4.25.2010

Sur la critique

Nouvelle plateforme web, pour le magazine Panorama. Nouvelle initiative : un podcast. Premier sujet très intéressant : l’état de la critique. À écouter.

La définition de la fonction de la critique y reste toujours insaisissable. Marcel Jean arrive à relever un élément de définition concret. Il parle de la légitimité du cinéma qui se manifeste d’abord par le discours critique (le cinéma comme attraction de foire devient un art, les films d’Hitchcock et Hawk deviennent œuvres de grands auteurs). Un cinéma légitime, c’est un média qui se donne le droit d’exister au-delà de la salle obscure. Aussi, la critique, le commentaire réfléchi sur le cinéma, participe au cinéma, le fait, autant que le film se fait en images et en sons. Barthes écrivait, dans Système de la mode, que la mode - telle qu’il pouvait l’analyser sémiologiquement, et telle qu’il su ensuite qu’elle s’incarnait d’abord et vraiment - se retrouvait sous la forme écrite.

4.24.2010

Performance / Karl Lemieux, Radwan Ghazi Moumneh et Nadia Moss



Pendant quinze minutes, à l’intérieur et sur le rebord de la terrasse du Café-bar de la Cinémathèque québécoise, les gens ne savaient plus où donner de la tête. D’un côté ou de l’autre. Sur l’écran ou vers Karl Lemieux, manipulant trois projecteurs 16mm et de la pellicule, à l’arrière de la salle. C’est qu’en regardant la projection de ces images en noir et blanc – en voyant le cadre sursauter avec fulgurance, les différentes séquences se superposer et les bulles blanches gonfler et déformer les photogrammes – l’envie de comprendre ce qui se passe pousse à regarder du côté obscur de la salle.

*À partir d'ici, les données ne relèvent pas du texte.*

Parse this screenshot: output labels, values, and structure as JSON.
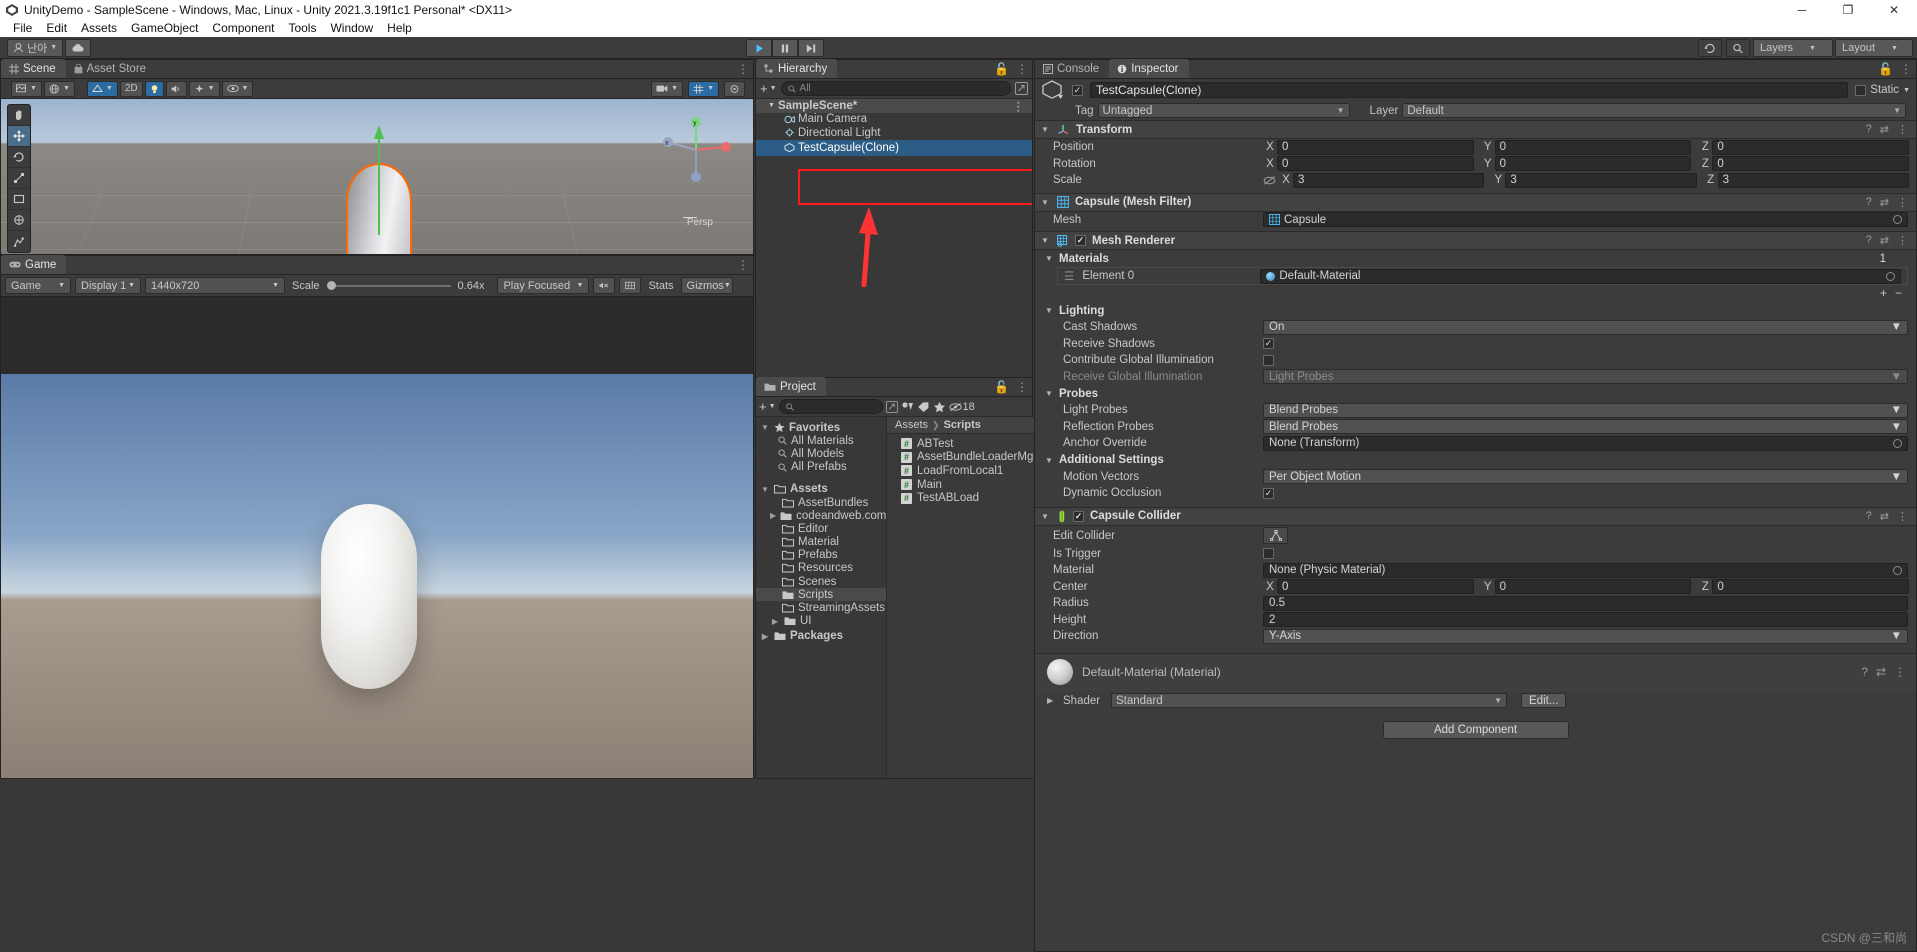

Résultat : une danse de têtes tournantes, un ensemble de personne qui se trouve soudainement et consciemment submergé dans le cinéma. La musique de Radwan Ghazi Moumneh et Nadia Moss happe la peau, redouble les limites circonscrites par le dispositif projecteurs/écran. Ce n’est pas tant une nouvelle expérience qu’une révélation. Au moment même, des milliers de personnes vivaient le même effet submersif dans les bars sportifs de la ville. Rien à voir non plus avec la prise conscience. On a beau observer le projectionniste s’activer ou creuser dans l’image projetée et altérée, ce qui est mis en scène ne se rationalise pas mais se heurte à la présence des spectateurs, à leur rapport quotidien au monde. Les premiers spectateurs de cinématographe s’émerveillaient du feuillage agité des décors naturels, alors qu’ils pouvaient en observer à leur gré à tous les jours. Ce qui est révélé, mis en scène, c’est le dispositif commun qui nous permet de reconnaître ce qu’on appelle la réalité.

Les images choisies par Lemieux rappelaient d’ailleurs un thème populaire des films des premiers temps du cinéma : l’intervention des pompiers lors d’un incendie. La musique en salle ne manquait pas de renforcer l’idée d’une projection du début du siècle. Mais c’est le feu, qui s’attaque d’abord à une maison, et ensuite à la pellicule 16mm, qui permet une transcendance de la représentation vers une présence incarnée du sujet. Lemieux amplifie les qualités iconiques des images cinématographique : il ne s’agit pas simplement d’images du feu, il s’agit du feu lui-même.

Et la pellicule, après la projection, a toujours la même fonction mais a renouvelée sa peau. Elle porte toujours les traces de la présence du feu.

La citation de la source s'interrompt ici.